Optional but high-value. Reading transcripts (not just Foodie's summary) is how you catch the subtle stuff in the first month.
What's in a transcript
Every call is captured as both:
AI-written summary — ~3 sentences. Usually enough.
Full transcript — every word the guest and Foodie said, labeled.
Click Show Transcript on any call card to see the full version.
Why read them
Hear how Foodie sounds in practice. The summary masks the cadence and tone.
Catch subtle things. Foodie was technically correct but felt curt. Foodie said something off-brand. The guest sounded confused for half the call.
Find tuning opportunities. Repeated phrasings that don't fit your venue. Names being misheard.
How often
Week 1: read 5–10 transcripts a day. Mix of greens (handled fine) and yellows (incomplete).
Week 2–3: read 2–3 a day. Spot-check.
Month 2+: read transcripts only when the AI summary leaves you wondering.
What to look for
Pattern | What to do |
Guest names misheard | Pronunciation, keywords, keypad → boosted keywords. Add the names. |
Foodie hedging on questions she should answer | Restaurant knowledge → add the missing knowledge. |
Foodie's responses feel too long | Voice & personality. Try a more direct response style. |
Foodie's responses feel too short | Voice & personality. Try a friendlier style. |
Guest interrupts and Foodie doesn't pause | Tell us. We tune turn-taking globally. |
Foodie agrees to something she shouldn't | Tell us immediately. This is the most important one to catch. |
Sharing transcripts internally
Good transcripts are useful for:
Onboarding new hires ("this is how our AI host handles a complaint").

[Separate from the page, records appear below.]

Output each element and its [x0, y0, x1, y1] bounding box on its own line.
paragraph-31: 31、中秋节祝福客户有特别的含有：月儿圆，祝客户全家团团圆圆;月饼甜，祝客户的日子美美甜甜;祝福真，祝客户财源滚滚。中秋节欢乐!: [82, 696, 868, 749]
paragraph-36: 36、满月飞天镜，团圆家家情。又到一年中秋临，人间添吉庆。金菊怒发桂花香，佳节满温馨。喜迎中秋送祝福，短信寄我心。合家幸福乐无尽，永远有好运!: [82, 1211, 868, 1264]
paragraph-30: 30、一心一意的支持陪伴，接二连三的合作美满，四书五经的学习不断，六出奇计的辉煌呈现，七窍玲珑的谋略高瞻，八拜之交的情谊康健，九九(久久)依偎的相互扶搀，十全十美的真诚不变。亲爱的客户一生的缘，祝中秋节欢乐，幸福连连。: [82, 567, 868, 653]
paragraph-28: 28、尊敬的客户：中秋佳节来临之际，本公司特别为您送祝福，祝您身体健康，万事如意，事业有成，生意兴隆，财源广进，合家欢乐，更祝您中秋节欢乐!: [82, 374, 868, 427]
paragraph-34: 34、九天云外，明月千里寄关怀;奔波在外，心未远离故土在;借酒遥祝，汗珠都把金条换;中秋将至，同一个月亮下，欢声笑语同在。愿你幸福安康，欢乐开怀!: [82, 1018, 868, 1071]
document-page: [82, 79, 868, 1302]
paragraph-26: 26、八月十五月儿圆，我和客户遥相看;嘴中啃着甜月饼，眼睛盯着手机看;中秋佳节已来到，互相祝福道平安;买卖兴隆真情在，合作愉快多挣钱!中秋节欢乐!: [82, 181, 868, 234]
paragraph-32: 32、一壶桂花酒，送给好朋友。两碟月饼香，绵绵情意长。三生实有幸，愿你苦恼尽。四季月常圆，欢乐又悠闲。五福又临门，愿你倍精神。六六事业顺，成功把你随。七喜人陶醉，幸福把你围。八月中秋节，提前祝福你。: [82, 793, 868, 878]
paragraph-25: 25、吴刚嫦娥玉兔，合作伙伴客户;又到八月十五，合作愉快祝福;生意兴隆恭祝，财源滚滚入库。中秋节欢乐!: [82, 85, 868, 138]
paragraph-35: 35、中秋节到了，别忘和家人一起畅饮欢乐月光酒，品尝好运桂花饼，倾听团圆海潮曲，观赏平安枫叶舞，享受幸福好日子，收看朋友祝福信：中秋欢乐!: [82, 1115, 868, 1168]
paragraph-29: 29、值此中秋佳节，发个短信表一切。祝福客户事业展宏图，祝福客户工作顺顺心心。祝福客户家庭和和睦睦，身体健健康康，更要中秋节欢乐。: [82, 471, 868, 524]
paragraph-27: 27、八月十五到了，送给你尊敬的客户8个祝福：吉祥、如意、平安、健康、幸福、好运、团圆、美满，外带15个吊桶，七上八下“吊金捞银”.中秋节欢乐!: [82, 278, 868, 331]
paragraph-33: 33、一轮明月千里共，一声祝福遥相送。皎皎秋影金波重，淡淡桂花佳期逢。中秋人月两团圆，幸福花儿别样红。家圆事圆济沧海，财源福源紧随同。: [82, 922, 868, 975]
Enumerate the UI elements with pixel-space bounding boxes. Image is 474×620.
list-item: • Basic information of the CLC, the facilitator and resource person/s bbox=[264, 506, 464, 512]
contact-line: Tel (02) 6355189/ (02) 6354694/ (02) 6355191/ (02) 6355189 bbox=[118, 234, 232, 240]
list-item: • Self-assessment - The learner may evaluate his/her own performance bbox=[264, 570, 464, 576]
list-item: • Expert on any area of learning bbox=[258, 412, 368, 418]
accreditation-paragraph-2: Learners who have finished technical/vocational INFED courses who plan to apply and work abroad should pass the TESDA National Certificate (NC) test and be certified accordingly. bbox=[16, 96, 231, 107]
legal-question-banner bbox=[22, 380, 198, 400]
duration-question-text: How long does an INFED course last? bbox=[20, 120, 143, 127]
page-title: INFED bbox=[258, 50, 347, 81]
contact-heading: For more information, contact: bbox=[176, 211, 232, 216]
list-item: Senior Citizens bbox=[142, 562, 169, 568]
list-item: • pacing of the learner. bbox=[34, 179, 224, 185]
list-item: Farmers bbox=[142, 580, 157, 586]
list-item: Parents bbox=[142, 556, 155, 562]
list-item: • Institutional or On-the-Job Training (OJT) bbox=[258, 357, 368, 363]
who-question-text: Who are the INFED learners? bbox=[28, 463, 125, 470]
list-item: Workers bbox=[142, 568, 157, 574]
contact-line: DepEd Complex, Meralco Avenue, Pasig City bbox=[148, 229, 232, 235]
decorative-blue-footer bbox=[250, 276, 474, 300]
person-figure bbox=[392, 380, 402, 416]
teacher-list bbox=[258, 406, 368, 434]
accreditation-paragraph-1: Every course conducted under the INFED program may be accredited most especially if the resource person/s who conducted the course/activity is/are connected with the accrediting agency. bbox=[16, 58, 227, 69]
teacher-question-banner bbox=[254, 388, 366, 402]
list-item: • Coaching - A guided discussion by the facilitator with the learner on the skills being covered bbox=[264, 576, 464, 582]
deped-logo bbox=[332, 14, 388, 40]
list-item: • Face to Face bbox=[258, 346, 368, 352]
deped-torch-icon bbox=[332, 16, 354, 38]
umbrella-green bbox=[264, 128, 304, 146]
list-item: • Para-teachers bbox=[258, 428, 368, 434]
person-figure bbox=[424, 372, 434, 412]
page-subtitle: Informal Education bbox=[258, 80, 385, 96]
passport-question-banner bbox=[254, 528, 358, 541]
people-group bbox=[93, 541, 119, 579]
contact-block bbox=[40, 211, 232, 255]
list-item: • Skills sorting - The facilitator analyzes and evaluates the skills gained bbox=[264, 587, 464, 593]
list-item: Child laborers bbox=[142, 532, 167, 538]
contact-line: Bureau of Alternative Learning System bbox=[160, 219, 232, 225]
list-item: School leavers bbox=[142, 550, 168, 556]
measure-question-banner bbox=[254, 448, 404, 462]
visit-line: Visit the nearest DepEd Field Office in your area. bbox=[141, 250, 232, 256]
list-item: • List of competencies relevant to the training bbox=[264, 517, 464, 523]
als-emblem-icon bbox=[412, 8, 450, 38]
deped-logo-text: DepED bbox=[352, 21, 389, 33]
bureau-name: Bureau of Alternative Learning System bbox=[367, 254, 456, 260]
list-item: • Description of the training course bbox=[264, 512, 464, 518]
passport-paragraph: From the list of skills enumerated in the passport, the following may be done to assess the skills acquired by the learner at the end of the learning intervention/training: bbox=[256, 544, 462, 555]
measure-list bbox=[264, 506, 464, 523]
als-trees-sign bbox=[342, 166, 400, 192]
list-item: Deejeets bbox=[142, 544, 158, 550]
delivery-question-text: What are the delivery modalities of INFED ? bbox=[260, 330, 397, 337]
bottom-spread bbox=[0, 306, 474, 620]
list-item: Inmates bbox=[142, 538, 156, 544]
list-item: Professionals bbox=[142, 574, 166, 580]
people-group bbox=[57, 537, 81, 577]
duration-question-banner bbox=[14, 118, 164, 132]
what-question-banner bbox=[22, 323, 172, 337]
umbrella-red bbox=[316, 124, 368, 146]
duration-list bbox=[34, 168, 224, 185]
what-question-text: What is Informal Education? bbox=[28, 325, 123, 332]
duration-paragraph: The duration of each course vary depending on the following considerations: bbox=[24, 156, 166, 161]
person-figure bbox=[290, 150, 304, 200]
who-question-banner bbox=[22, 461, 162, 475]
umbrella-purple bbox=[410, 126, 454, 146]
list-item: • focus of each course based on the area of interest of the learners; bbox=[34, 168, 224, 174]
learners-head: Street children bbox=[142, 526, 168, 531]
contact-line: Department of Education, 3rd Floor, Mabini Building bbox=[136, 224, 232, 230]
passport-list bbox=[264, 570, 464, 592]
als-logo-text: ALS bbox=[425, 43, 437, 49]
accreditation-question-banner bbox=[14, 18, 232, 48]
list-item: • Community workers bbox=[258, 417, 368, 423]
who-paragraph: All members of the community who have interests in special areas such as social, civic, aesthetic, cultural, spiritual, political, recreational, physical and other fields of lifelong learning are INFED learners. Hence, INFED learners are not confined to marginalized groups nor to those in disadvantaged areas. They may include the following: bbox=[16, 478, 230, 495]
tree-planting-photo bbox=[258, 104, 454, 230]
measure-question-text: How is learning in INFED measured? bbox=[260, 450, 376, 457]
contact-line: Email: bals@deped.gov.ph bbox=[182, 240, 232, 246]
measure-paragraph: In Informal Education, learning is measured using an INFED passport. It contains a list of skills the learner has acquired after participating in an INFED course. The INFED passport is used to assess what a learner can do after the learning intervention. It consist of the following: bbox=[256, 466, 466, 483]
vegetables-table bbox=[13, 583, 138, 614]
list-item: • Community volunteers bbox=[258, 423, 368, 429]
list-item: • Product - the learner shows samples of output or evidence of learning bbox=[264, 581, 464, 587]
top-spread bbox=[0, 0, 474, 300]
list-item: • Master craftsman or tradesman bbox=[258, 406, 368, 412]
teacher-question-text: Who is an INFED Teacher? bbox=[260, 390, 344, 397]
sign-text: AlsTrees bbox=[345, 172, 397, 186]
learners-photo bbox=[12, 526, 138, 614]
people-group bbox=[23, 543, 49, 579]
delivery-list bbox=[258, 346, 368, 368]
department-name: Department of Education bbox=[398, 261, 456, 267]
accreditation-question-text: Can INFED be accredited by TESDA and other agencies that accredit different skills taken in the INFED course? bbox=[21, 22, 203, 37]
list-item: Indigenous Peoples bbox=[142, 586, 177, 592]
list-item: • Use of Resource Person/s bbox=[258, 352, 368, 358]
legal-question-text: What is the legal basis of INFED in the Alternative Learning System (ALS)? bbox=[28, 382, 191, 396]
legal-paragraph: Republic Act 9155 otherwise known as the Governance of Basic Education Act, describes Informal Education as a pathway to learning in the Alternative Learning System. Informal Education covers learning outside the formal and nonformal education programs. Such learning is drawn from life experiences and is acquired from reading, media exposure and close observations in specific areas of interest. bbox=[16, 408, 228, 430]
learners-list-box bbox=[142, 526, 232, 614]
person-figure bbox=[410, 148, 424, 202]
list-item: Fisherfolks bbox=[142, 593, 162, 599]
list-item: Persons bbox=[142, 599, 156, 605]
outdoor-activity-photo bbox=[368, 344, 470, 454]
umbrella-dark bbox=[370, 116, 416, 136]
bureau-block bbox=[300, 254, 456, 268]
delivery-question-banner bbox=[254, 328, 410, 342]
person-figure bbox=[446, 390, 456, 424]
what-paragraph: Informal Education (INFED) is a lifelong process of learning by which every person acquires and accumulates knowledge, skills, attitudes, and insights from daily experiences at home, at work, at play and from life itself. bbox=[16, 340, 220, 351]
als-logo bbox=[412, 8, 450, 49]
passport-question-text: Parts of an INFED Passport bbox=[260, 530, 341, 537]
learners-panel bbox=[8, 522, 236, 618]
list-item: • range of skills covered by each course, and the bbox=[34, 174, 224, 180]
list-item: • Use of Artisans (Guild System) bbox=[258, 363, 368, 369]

Showing skeptics on your team how Foodie actually performs.
Marketing teams understanding the voice of your guests.
Thumbs-up the call. Then share the URL of the call card with whoever needs to see it. They'll need a Tablevoice login.
Some operators we work with print out a particularly good transcript and post it on the back-of-house wall. Cheesy. Effective.